Source: Lucas Pezeta/Pexels

This doesn’t make the anxious thoughts go away, and it doesn’t make it so that you don’t hear them. It’s not a distraction technique. If you try not to think about the thoughts, that’s all you’ll think about. It’s more like you just ignore the worry questions. They’re still there, but they’re in the background in the dark and you don’t do anything to them. The focus of your attention is what you are doing in the present moment; The anxious thoughts are ignored.

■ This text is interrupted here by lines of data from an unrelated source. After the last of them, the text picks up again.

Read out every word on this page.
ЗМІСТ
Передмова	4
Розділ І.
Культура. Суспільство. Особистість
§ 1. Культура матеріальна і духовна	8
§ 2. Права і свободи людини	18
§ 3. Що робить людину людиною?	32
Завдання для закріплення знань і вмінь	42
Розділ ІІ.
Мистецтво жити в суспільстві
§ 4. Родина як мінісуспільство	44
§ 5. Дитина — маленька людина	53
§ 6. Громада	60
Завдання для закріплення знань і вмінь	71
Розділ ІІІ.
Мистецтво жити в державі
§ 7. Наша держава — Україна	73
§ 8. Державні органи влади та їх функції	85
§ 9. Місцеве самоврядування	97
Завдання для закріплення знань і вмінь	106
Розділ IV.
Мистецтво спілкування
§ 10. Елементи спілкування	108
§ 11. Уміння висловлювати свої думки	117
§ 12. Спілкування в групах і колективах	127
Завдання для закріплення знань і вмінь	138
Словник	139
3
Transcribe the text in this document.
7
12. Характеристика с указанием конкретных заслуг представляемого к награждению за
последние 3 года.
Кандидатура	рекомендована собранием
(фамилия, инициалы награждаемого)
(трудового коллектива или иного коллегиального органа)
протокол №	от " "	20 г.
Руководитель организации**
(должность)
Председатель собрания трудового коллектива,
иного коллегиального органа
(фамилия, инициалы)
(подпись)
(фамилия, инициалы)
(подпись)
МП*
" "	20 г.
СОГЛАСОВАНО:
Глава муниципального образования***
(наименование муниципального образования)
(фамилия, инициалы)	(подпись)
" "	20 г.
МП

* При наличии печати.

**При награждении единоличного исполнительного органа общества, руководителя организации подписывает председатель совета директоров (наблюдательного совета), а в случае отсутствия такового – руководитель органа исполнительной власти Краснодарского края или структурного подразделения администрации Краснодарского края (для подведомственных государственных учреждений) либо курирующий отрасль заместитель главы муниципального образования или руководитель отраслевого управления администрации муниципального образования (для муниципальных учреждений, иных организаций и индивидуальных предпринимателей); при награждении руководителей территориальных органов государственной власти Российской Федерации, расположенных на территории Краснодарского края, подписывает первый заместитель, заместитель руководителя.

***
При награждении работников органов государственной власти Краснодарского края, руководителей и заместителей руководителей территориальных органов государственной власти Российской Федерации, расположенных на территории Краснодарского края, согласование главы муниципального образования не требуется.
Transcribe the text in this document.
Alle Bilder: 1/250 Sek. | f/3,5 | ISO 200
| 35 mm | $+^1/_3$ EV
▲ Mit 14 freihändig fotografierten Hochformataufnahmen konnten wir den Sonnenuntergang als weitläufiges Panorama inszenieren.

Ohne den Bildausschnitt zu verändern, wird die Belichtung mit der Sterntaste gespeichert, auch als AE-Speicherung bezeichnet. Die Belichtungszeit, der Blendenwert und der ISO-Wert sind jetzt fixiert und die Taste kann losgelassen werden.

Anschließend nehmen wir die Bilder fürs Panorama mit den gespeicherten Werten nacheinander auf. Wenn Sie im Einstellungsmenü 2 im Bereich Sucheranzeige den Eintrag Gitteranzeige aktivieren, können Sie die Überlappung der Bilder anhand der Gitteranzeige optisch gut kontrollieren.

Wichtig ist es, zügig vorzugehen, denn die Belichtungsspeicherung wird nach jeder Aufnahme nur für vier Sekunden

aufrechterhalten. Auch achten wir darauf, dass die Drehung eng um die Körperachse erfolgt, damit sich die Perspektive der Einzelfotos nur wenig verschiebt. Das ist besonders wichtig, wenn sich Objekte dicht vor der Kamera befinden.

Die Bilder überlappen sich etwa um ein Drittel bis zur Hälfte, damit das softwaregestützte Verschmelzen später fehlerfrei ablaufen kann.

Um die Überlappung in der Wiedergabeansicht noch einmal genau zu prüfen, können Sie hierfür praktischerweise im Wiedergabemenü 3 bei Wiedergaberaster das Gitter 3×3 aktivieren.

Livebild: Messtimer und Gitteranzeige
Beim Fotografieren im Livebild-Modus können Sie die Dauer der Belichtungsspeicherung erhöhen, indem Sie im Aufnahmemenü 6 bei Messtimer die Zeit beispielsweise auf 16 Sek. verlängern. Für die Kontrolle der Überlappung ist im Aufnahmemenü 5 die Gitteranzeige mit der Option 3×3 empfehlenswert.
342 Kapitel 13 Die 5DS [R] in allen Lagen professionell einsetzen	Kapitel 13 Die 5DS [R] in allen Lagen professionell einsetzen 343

This requires giving yourself permission not to solve the problems that your brain is telling you desperately need to solve right now.

That means “let go”. It’s not about letting go of the worry or the thoughts themselves. It means letting go of the effort, releasing the worry.

It is difficult. You won’t be perfect at it either; there will be times when you use it, and then quite quickly, out of habit, your attention will slip back to the worrying thoughts, without your even intending to. That’s okay – it’s part of the process of leveling up this skill. Think of it like a weak muscle that you train: it gradually gets stronger over time.

All you have to do is, every time you catch yourself putting it on the worry questions, make the decision to bring the spotlight back to the present moment. Don’t worry about how often you have to do this, and try not to beat yourself up for inadvertently letting the spotlight slip onto worrying thoughts; Just consistently bring the attention back to what you’re doing in front of you, and it gets easier and easier.

Your brain will also gradually get used to ignoring the worries and it will eventually learn to stop treating them as dangerous and to sound the alarm of fear of them. It takes time, persistence, and effort, but this ability to redirect attention is the most important coping skill for reducing worry and anxiety in the long run.